I mean, if you have arbitrary pre compute time, did they consider generating a perfect hash? The challenge will be that computing the hash for lookup may be slower than SHA1 due to the lack of HW optimization, despite the O(1) lookup.
I have very little knowledge on information theory, but wouldn't a perfect hashing algorithm for a set of data have to embed all the variance of that data? At query time this could likely still be made faster than binary search, but would not be O(1) as the complexity of the hashing algorithm depends on the data it is built for.
Edit: Wikipedia says perfect hashes have O(1) runtime for a given dataset.
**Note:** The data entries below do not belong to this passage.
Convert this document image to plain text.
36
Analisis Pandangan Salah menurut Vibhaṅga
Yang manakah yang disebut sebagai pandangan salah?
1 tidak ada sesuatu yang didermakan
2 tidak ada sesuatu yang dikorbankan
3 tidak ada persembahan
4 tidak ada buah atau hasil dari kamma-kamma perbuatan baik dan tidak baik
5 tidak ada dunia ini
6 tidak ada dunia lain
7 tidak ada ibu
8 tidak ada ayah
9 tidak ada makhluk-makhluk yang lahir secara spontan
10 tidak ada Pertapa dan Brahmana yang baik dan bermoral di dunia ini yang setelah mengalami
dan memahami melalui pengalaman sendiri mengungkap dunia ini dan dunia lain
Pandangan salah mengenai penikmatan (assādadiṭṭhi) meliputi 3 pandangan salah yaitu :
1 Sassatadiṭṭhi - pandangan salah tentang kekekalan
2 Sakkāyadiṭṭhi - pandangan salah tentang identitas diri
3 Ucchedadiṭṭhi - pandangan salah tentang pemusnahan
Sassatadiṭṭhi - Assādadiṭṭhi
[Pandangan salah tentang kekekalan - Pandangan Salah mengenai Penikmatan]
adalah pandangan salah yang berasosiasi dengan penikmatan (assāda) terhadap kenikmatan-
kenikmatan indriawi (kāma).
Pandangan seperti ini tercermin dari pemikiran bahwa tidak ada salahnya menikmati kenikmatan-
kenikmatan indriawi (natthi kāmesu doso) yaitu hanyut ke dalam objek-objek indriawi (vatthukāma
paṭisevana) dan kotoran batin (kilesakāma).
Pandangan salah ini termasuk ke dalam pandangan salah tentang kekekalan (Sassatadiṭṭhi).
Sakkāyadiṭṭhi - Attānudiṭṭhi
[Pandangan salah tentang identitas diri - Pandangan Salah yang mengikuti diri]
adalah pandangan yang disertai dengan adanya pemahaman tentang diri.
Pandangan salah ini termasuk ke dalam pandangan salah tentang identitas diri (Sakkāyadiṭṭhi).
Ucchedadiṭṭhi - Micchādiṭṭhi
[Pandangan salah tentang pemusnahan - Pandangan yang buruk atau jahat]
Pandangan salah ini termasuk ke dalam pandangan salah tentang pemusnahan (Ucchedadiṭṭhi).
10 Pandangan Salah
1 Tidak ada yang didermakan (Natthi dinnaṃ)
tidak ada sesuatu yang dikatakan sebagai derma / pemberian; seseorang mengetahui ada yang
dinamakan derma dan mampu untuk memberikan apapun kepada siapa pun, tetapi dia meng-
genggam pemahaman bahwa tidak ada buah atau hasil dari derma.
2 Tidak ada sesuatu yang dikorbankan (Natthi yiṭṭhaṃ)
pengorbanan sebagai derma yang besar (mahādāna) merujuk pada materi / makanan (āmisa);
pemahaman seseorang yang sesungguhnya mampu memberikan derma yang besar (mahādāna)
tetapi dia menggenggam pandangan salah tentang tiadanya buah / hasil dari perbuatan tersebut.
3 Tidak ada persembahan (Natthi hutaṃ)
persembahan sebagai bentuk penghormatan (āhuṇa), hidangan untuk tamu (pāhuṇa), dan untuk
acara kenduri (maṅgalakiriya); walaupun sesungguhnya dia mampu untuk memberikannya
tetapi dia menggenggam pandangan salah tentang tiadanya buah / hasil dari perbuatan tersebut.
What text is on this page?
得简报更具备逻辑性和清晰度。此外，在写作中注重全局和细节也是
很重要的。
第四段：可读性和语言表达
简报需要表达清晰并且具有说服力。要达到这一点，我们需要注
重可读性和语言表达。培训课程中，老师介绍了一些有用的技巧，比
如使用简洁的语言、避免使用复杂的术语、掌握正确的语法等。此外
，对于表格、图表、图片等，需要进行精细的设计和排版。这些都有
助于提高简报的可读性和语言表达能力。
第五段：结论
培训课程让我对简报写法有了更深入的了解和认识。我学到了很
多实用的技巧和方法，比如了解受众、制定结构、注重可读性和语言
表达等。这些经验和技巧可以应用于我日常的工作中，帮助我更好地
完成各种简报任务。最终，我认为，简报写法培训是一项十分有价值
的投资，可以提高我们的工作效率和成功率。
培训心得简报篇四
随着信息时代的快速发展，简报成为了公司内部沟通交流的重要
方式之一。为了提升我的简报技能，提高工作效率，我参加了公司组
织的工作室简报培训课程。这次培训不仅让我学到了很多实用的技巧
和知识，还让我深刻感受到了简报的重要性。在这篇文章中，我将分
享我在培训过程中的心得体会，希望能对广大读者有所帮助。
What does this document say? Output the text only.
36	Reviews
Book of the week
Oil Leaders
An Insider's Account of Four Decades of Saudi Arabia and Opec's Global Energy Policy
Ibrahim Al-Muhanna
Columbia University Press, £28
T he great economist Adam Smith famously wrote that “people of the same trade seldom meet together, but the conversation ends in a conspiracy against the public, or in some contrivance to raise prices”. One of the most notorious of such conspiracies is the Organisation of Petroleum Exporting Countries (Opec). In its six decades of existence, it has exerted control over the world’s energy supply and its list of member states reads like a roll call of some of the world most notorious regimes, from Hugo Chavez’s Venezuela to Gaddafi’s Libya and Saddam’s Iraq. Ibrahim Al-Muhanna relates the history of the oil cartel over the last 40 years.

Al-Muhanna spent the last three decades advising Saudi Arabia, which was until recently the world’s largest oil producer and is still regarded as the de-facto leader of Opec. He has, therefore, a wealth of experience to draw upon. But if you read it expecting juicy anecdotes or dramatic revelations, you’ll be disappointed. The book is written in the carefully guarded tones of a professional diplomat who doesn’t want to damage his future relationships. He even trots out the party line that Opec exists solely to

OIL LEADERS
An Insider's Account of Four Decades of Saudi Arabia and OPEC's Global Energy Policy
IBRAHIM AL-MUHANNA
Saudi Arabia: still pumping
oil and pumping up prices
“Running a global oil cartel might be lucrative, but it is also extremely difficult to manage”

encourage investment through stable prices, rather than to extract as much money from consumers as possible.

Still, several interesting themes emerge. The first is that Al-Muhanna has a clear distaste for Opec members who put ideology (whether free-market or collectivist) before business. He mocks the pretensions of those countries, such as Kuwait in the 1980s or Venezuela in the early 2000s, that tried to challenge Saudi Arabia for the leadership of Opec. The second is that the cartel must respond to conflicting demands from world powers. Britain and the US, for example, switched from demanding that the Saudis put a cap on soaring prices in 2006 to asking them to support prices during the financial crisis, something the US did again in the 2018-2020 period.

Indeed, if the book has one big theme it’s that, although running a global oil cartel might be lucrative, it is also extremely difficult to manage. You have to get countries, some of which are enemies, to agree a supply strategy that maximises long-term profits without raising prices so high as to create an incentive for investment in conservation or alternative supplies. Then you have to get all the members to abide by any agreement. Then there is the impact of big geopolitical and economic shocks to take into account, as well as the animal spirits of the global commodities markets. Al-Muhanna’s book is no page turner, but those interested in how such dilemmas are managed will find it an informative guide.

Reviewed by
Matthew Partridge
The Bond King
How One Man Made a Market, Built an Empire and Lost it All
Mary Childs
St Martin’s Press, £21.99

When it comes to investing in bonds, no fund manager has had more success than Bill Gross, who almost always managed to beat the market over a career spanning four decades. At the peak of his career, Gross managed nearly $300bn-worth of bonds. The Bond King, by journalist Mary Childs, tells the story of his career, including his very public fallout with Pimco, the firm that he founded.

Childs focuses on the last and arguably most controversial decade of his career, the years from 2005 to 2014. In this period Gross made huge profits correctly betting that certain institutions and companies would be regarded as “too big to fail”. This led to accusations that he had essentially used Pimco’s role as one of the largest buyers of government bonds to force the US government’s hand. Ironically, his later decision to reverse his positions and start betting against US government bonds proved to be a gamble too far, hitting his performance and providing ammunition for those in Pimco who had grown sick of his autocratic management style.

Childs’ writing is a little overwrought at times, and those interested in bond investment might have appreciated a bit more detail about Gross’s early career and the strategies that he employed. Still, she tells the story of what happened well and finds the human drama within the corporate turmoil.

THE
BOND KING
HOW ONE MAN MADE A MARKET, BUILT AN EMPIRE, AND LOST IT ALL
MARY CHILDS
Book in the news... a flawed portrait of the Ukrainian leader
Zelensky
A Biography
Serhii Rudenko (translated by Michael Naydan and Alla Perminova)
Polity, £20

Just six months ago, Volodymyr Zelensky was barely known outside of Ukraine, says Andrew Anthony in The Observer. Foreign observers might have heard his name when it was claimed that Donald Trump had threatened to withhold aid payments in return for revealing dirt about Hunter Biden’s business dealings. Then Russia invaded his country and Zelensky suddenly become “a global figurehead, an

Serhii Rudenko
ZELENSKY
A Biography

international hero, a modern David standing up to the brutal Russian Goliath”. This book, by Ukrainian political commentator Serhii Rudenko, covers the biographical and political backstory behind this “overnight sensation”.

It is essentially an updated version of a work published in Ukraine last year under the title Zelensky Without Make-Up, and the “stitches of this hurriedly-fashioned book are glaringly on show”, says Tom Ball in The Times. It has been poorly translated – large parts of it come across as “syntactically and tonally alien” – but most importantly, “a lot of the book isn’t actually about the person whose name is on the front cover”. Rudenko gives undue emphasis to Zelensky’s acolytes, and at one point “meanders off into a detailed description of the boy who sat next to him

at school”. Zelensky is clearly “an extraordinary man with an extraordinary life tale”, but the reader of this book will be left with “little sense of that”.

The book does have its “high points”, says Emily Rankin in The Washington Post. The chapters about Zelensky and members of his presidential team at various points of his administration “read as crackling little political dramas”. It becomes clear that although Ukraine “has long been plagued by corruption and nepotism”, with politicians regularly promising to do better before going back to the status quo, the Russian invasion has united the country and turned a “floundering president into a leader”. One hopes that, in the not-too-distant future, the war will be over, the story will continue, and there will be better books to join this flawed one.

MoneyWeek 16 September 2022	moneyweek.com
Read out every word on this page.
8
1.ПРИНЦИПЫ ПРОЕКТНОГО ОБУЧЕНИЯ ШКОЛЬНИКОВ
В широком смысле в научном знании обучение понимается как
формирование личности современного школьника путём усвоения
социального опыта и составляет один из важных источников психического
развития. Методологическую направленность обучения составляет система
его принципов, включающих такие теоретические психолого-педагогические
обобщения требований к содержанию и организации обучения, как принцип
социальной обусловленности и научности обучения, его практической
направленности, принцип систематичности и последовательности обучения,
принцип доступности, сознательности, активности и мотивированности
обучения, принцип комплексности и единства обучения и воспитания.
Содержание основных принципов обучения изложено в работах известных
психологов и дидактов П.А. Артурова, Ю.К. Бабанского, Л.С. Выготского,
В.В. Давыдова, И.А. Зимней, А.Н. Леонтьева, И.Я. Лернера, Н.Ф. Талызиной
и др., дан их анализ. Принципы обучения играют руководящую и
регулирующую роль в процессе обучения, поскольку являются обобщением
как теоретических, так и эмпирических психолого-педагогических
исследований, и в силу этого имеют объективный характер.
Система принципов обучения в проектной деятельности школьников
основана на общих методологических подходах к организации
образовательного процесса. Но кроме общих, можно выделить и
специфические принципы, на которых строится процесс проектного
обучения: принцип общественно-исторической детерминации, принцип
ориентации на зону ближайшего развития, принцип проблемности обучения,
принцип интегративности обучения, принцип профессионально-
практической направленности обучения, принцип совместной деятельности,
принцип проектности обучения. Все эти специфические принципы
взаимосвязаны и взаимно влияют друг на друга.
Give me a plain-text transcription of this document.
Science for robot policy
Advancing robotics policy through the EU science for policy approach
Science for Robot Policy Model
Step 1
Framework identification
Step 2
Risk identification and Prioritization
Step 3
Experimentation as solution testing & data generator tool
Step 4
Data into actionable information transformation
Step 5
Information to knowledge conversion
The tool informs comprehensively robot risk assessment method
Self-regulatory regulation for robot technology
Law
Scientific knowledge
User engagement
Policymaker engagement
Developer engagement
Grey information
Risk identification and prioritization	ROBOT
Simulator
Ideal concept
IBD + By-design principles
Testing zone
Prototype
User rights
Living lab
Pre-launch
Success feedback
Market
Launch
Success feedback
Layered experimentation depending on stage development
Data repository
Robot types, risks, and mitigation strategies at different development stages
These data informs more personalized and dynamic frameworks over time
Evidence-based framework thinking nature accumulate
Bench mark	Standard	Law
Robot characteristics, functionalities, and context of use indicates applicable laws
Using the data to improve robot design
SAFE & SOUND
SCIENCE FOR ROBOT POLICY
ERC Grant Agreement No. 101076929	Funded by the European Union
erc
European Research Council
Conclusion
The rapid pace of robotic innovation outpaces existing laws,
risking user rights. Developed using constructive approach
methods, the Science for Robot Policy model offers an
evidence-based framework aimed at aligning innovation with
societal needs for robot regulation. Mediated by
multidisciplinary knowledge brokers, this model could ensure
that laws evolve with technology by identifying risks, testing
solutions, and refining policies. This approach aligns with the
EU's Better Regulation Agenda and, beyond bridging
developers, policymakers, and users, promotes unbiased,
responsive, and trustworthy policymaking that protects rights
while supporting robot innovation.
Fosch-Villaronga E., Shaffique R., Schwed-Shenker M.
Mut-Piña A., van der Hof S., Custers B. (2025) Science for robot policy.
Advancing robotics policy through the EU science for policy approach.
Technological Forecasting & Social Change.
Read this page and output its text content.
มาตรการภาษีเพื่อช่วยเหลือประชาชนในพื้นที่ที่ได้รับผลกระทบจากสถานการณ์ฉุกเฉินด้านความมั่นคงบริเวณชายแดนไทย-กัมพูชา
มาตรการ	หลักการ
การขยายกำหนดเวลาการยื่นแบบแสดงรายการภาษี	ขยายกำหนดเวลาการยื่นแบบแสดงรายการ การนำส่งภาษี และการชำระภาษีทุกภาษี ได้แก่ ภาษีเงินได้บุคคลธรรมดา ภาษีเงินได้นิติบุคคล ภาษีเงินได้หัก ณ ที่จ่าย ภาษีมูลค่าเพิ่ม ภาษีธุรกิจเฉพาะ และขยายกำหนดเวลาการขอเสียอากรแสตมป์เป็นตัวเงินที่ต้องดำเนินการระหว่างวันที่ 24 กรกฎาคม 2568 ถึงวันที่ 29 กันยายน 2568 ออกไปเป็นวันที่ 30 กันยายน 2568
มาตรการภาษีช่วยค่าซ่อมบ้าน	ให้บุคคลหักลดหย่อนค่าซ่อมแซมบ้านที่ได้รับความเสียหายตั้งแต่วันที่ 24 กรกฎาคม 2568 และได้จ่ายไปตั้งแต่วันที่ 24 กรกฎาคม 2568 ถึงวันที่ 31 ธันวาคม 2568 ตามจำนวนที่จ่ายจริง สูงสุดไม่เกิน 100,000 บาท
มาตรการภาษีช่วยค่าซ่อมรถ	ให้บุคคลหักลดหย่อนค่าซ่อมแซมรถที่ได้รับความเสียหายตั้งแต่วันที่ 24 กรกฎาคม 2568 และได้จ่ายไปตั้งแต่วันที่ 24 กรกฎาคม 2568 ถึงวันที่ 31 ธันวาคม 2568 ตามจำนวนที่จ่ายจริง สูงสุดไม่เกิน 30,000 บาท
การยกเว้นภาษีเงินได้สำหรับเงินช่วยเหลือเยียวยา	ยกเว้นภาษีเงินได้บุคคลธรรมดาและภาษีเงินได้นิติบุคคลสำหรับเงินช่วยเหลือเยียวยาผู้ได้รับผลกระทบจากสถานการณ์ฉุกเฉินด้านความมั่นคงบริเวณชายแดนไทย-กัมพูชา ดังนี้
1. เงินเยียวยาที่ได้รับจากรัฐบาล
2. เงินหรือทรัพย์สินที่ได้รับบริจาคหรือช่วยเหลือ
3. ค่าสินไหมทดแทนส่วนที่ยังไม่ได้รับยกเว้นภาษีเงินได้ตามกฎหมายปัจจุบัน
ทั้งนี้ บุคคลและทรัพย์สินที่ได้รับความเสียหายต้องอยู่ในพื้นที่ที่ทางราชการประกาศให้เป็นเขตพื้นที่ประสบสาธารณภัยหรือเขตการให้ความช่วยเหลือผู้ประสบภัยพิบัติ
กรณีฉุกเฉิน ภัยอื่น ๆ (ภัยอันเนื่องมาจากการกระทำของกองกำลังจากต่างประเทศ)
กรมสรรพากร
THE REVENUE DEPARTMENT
This framing is a bit weird, as I would think the size of "1" still depends on "n". Also Wikipedia gives ~1.44 bits/key as complexity so this should be much better than the 9 bytes the article came up with.
Bit late but ill try - perfect hashing is a variant where the set of keys is known( say N) and the hash table size is set large enough (N^2) such that the no of collision is 0 in a nutshell (expected no of collisions to be precise which is less than 1)
So if i understand correctly the variance of the data would not really matter since we will choose a hash table of size of the total space of passwords thus absolutely no collisions will occur no matter which distribution of keys we pick and hash
Thats where the O(1) comes from since searching for a key in a hash slot would take constant time as there is just one key in each slot (due to no collisions)
As the other commentor said the SHA1 collision has such a low probability that theres no need for perfect hashing
Ah, ok that makes a lot of sense. But in the use case of the article I assumed we were under the constraint that output space would be exactly the size of input space as we have a non-sparse file on disk.
I assume they meant computing a minimal perfect hash, so they can seek directly to where the password hash would be in the file if it exists instead of binary searching.